The Chicago Tribune reports that the case “raises a critical question about whether job applicants can pursue” a lawsuit raising the argument whether the federal Age Discrimination in Employment Act (ADEA) protects external job applicants.

Therefore, the question is, does 'overqualified' truly mean an applicant doesn't have the right qualifications, or is it a code word for someone being too old to hire?Click To Tweet

The case is Kleber v. CareFusion Corp digs into this challenge. Dale Kleber applied for a position with CareFusion. The job description asked for “3 to 7 years (no more than 7 years) of relevant legal experience.” Kleber had decades of experience, after all he was 58. The company never even interviewed him.
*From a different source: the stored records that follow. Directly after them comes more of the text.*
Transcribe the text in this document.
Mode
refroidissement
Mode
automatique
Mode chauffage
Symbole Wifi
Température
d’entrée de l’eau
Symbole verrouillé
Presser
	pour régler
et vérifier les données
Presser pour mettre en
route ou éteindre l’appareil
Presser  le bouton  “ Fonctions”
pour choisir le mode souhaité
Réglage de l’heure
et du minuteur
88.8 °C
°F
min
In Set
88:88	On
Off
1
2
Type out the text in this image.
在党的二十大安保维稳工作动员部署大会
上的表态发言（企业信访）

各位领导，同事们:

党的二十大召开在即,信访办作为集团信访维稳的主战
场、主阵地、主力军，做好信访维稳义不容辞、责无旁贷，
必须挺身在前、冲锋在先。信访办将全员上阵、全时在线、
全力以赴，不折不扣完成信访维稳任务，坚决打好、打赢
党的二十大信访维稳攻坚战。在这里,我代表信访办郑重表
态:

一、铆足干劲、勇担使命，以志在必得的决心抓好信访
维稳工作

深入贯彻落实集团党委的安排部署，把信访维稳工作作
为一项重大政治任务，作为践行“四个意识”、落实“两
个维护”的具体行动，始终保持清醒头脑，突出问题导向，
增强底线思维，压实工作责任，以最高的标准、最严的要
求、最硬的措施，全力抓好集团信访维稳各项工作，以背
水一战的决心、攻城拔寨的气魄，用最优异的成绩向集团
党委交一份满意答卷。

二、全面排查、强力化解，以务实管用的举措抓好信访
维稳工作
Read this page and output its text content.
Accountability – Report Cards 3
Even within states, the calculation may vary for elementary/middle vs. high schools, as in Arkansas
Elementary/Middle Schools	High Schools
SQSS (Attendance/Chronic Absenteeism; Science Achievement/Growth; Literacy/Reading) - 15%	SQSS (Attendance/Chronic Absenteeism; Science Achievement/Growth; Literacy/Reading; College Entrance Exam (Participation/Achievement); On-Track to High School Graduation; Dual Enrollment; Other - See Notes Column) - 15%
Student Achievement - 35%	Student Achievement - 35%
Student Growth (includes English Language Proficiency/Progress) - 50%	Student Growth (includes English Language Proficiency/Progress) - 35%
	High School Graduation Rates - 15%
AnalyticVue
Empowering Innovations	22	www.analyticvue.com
They ultimately hired a 29-year-old to fill the position. CareFusion insists that Kleber’s age had nothing to do with him not being considered for the role. Kleber argues that “overqualified” is a code word for “too old.”

The case has been working its way through the courts. The first judge dismissed the claim, ruling that the statue doesn’t cover external applicants, but that decision was reversed on appeal by a three-judge panel of the 7th Circuit which stated it “could not imagine” that Congress intended to only protect internal applicants from age discrimination.

CareFusion was given a rehearing in front of the full court in September. Depending on their ruling, the case could go before the U.S. Supreme Court.

What does this mean for you?

This case is just one of many that attorneys are filing with various courts. There is a case in Arizona in which two firefighters, the oldest in the district, were let go due to their age. Age discrimination could affect anyone, because everyone eventually becomes eligible. The courts are conflicted over the types of protection offered by the ADEA, but it’s also difficult to prove when age discrimination has occurred.

For small business owners, it’s imperative that you look at your hiring practices. Think about your recruiting practices. Do you simply look for talent at your local college? You miss valuable talent if you’re not looking at older applicants, and people are working well into their 70s these days, no longer retiring early. Think about the connections and experience an older team member could bring to the job.

If you (or your company) refuse to care about any of those things, fine. But consider this – based on the results of this and other lawsuits, you could be opening your business to being sued if you overlook age in the recruiting and hiring process.